Hillary collects projections. She cannot quiet our suspicions. She is, somehow, out to fool us. She cannot be all good, so she must be bad: all or nothing. Do women lack confidence and ambition? Or are they too confident, too ambitious? Do we admire them or do they alienate us? Are women not enough like men, or too much like them? On Sunday, after the Head of the FBI announced a need to read more emails sent by Hillary’s Aide to her ex-husband, with no evidence that these emails represented anything not yet seen on the main servers, Weekend Edition on NPR declared that the public was once again disturbed and reminded of Hillary’s penchant for secrecy. Perhaps following Freud, we can see this not only as a problem of sexism and unfair expectations, but as speech that resonates at a deeper level and speaks to the problems of identifications and desire. It is not only that we fail to be able to think of women as an ego ideal, that they fail to excite us enough as leaders, but on the contrary, unconsciously they excite us too much — Anatomy, said Freud, is destiny. Not for nothing Trump told us his testosterone levels. Hillary has no testosterone, she has a private position, a penchant for secrecy, and this private position invokes ideas of duplicity, distrust and treachery. Woman is the dark continent. Woman as unknowable, as capable of hiding and deceiving. Penis Envy, an overwrought and over-used concept in the 1950’s, was even challenged by female analysts of the time, such as Karen Horney who noted that men were envious of women, of their ability to procreate. Women can hide things in their body from their pregnancies to their orgasms. Not phallic, their pleasure and secrets are inside and known to them alone. While these arguments seem quaint and dated, in light of today’s electoral politics they prefigure the struggles for woman who take up the challenge to represent power, who struggle when their private positions are always untrustworthy to men.

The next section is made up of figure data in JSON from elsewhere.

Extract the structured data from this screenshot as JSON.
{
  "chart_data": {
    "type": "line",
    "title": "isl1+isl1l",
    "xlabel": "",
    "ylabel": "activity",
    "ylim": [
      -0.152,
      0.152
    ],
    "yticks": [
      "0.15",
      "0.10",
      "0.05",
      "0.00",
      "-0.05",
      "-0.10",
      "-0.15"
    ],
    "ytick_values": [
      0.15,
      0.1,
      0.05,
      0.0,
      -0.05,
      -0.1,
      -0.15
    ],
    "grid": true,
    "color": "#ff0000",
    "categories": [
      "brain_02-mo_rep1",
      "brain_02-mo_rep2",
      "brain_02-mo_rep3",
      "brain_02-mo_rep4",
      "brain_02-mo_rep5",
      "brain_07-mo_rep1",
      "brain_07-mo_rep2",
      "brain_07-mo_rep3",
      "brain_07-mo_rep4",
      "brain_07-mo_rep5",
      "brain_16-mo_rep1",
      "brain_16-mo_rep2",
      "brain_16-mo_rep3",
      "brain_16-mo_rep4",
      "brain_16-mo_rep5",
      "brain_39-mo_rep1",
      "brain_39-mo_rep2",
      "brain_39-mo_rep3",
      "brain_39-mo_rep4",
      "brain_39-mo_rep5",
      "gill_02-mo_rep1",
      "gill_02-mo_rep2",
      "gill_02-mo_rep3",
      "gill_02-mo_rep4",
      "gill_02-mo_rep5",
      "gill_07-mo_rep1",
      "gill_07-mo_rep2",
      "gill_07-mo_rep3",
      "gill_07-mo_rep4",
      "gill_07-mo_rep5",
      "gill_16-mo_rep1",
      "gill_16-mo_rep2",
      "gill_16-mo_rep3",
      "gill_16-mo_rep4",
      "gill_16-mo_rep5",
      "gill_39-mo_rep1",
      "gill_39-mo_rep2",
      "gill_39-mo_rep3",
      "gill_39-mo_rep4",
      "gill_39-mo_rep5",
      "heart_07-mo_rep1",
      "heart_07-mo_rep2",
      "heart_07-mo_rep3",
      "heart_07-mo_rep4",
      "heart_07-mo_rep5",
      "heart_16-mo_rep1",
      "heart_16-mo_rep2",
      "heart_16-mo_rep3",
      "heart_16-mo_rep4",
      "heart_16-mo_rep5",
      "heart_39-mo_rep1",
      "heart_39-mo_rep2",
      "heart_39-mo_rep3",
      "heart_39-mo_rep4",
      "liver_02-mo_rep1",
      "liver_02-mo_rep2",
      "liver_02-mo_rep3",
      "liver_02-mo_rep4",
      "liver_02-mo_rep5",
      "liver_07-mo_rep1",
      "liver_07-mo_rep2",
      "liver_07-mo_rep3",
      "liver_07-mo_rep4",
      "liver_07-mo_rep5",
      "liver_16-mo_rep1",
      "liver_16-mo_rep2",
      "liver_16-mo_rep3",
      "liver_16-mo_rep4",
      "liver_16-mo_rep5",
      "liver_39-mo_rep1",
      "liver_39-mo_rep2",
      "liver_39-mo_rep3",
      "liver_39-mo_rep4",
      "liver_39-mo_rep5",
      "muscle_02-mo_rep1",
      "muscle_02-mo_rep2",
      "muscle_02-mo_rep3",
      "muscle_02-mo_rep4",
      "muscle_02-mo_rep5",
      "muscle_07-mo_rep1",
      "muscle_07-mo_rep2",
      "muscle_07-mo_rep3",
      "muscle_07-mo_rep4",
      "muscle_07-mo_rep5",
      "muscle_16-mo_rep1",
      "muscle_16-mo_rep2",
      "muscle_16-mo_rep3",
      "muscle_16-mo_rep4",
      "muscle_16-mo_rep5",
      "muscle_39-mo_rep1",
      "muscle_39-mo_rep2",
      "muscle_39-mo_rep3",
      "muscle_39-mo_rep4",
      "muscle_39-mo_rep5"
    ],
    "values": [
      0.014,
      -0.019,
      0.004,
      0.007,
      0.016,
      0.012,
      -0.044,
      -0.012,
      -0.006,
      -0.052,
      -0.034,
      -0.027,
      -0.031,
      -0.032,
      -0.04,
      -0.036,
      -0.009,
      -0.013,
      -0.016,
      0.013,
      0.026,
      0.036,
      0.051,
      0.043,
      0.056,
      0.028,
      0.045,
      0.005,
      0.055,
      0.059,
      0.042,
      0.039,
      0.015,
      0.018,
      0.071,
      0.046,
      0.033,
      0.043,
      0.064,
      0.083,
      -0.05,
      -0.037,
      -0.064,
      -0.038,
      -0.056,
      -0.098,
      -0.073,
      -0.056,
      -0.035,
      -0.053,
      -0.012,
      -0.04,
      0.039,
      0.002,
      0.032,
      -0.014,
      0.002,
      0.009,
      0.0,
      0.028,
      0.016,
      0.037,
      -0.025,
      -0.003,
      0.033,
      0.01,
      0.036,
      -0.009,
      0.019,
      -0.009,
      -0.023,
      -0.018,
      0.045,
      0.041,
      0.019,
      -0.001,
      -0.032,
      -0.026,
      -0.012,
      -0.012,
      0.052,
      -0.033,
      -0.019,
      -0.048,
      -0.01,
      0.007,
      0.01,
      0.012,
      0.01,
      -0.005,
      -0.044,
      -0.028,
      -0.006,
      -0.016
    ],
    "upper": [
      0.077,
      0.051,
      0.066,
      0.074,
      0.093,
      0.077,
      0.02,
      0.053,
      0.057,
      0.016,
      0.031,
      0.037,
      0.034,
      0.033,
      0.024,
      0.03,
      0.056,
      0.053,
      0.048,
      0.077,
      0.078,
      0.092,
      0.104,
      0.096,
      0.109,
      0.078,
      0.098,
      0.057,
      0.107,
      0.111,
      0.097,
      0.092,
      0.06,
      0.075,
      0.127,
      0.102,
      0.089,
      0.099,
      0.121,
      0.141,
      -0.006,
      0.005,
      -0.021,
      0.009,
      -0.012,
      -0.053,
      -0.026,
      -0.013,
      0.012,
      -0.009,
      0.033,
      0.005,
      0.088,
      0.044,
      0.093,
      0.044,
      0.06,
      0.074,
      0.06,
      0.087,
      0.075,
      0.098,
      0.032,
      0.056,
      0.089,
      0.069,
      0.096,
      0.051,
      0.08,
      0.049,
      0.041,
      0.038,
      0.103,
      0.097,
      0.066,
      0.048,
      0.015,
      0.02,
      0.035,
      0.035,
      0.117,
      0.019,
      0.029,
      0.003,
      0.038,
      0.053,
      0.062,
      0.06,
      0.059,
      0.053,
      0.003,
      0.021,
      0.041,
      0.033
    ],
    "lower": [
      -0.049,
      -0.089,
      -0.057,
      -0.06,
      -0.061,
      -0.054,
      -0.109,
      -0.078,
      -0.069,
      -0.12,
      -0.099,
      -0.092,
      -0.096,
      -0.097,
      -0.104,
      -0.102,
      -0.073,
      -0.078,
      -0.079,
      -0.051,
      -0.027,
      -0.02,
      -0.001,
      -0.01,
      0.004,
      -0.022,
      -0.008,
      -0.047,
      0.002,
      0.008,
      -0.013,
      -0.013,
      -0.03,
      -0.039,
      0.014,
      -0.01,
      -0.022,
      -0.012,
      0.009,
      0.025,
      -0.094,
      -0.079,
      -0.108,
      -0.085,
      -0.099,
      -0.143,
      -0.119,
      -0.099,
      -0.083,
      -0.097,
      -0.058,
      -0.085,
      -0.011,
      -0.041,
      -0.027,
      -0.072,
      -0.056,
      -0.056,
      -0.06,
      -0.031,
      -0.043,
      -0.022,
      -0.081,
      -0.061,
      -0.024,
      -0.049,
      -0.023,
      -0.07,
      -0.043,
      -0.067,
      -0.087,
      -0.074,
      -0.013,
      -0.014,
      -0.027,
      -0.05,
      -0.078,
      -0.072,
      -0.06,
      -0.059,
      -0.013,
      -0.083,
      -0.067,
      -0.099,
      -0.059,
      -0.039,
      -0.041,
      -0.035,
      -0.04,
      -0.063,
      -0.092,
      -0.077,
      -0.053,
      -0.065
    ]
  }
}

Beyond the conscious forces of sexism, unconsciously Hillary’s private position evokes dread, because it remains hidden in the female body. Hillary lacks phallic power, but in her claim to a private position, her speech evokes unconscious anxiety as to just where female power is located. In the cuckolds of medieval literature, in the secret pleasures that remain hidden and keep you guessing, vulnerable and dependent. Hillary’s most unoriginal comment about private and public positions surfaced in the excerpts of her speeches given to Goldman Sachs that were present in the wikileaks email dump from her campaign manager John Podesta.  This portion from an essentially unthreatening speech was highlighted as potentially dangerous by Podesta, himself perhaps unaware of the unknown known that Hillary’s secret position can evoke, speech that resonates with unconscious fears and brings a truth to light. As Freud himself knew, unwanted truths surface in speech outside of our intentional meanings. Women’s bodies and sexual difference mean that no speech can be separated from the body that produces it. A secret position, that most innocuous statement, can metamorphize into a narrative of crooked Hillary, even when she is talking about how politics is done, one negotiation at a time. No big promises, no extravagant claims. Cautiously, ploddingly and diligently — but if kept in private, forever threatening to the male order of things.